Pourquoi Emmanuel Macron n’a-t-il pas prononcé le mot «catholique» ?

Les commentateurs ont été unanimes, jusque sur Boulevard Voltaire, à reconnaître la tenue, la justesse et la force du discours d'Emmanuel Macron en hommage au colonel Beltrame, mercredi, aux Invalides.

L'une des raisons de cette unanimité tient au fait qu'enfin, le président de la République a nommé les faits, dit la vérité sur le Bien et le Mal : "l'agression islamiste", "l'hydre islamiste", "l'islamisme souterrain" d'un côté, le geste d'un "héros français" de l'autre, digne de Jeanne d'Arc et des chevaliers. Il a aussi mis les points sur les i en confirmant que Mireille Knoll avait été assassinée "parce qu’elle était juive".

Mais l'objectivité impose, une fois l'émotion passée et le discours salué, d'émettre deux critiques.

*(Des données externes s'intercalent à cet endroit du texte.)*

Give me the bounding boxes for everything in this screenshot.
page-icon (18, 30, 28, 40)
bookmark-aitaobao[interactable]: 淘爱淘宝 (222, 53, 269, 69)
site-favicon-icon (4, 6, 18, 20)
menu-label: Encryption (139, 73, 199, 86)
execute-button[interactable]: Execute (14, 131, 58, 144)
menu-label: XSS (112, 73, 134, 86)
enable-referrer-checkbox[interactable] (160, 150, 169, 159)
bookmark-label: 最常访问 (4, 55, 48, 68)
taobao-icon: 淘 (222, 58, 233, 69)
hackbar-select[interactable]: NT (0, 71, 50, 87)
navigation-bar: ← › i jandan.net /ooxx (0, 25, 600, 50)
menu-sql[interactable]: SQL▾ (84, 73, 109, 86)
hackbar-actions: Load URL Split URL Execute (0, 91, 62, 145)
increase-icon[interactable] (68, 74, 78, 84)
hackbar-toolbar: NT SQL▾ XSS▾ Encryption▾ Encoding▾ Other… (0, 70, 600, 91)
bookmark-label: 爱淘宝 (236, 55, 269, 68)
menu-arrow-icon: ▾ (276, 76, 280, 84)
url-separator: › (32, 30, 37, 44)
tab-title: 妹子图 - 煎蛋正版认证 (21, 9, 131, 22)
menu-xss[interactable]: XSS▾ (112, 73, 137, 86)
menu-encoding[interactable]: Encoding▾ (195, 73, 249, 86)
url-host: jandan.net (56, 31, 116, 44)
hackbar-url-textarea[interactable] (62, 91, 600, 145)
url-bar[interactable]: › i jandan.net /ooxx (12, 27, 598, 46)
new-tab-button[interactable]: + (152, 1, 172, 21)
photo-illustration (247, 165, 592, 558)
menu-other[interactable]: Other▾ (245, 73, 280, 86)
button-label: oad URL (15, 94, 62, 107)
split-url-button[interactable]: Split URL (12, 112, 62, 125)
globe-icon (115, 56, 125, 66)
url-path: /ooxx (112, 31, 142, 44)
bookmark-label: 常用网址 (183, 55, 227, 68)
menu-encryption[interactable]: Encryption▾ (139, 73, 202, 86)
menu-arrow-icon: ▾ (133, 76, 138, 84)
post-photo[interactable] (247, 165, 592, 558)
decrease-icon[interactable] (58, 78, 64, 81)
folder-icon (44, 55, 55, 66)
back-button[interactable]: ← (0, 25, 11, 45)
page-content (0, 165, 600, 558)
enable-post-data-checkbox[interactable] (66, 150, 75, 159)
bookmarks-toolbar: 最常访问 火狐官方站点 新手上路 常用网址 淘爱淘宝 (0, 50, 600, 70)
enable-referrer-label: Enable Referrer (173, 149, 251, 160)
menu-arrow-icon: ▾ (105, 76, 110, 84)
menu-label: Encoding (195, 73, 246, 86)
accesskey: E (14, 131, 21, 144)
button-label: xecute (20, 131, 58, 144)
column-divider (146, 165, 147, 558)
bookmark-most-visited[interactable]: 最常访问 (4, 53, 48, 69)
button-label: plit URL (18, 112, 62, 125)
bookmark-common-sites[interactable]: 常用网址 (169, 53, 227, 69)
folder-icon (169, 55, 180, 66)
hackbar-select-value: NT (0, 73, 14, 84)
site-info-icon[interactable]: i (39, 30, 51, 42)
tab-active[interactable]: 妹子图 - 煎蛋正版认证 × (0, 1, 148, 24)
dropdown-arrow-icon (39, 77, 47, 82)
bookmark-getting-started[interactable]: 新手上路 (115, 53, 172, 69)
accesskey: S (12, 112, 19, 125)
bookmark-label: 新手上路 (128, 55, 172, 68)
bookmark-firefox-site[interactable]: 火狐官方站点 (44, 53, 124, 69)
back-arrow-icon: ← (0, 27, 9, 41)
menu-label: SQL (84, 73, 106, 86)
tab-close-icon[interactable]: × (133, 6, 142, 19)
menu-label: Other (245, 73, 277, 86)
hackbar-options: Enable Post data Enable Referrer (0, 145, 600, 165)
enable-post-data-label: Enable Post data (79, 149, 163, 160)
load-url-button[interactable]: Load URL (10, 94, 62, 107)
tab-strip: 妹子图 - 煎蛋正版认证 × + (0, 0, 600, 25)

D'abord, si un tel « enfin ! » de soulagement a été poussé de la part des commentateurs en entendant ce discours de vérité qui osait nommer les choses et les apprécier à leur juste valeur, c'est que cette opération-vérité dans les mots arrive justement bien tard. Faut-il rappeler la chronologie des assassinats et des discours, des dénis, des euphémismes depuis Merah en 2012 ? Six ans de retard, c'est quand même beaucoup... six ans à entendre parler de « terrorisme »... Et le plus grave, pour M. Macron, c'est qu'il n'est pas exempt de toute critique dans ce « retard ». L'historien qui comparera son discours de juin 2017 à Oradour-sur-Glane à celui de mars 2018 pourra voir de façon éclatante que le jeune Président élu au printemps 2017, malgré tous les attentats islamistes des cinq dernières années, n'avait pas osé nommer la barbarie islamiste.

Ensuite, si le mot « islamiste » faisait enfin son apparition dans le discours officiel, trois fois répété comme pour conjurer les coupables oublis des discours antérieurs, on ne peut que déplorer l'absence d'un autre mot, tout simple, tout vrai pour désigner le geste, le parcours, la foi, les valeurs du colonel Beltrame : « chrétien », et même « catholique ».

Pourquoi, à un moment où l'Histoire le poussait à nommer enfin la barbarie qui nous frappe, le Président n'a-t-il pas pu avancer jusque-là pour rendre à cet acte héroïque ses origines, sa « couleur », sa matrice spirituelles ?

Certains, et notamment des catholiques comme Jean-Pierre Denis, de La Vie, toujours avides d'un enfouissement supplémentaire, se réjouissent de ce silence. On ne peut, au contraire, que le déplorer.

D'abord au nom de la vérité. Si un catholique extrémiste se rendait coupable d'horreurs, il faudrait nous dire que c'est un catholique extrémiste, et on n'hésiterait certainement pas à le dire. Si un athée socialiste commettait un acte héroïque, il faudrait nous le dire, et on nous le dirait aussi. Un héros catholique, représentant l'une des plus anciennes traditions spirituelles de notre pays, a droit, lui aussi, autant que les autres, à cette reconnaissance. Et ce n'est pas faire injure aux autres traditions du pays.

Mais cet « oubli » est aussi gênant au niveau de la pédagogie à l'égard de la jeunesse (point central du discours présidentiel qui culmina dans son apostrophe aux jeunes ("L'absolu, il est là !") et de l'organisation de la « résistance », puisque le Président a désormais inscrit son action dans cette ligne.

En effet, ne pas replacer, dès ce discours d'hommage qui avait quelque chose de « fondateur », le geste et la figure du colonel Beltrame dans leur élément catholique, c'est se priver d'une source, d'un ressort indispensables dans la nécessaire reconquête culturelle de la jeunesse travaillée depuis des années par le "relativisme" et l'islamisme, comme l'a reconnu le Président. Surtout au moment où tout le monde voit bien que, face à l'islamisme, les « digues » Charlie, laïcité et « vivre ensemble » n'étaient même pas des lignes Maginot.

Le Président avait la jeunesse, la culture et le crédit pour le faire, pour oser cette transgression – vers la vérité et la résistance. L'occasion aussi était unique. Il ne l'a pas saisie.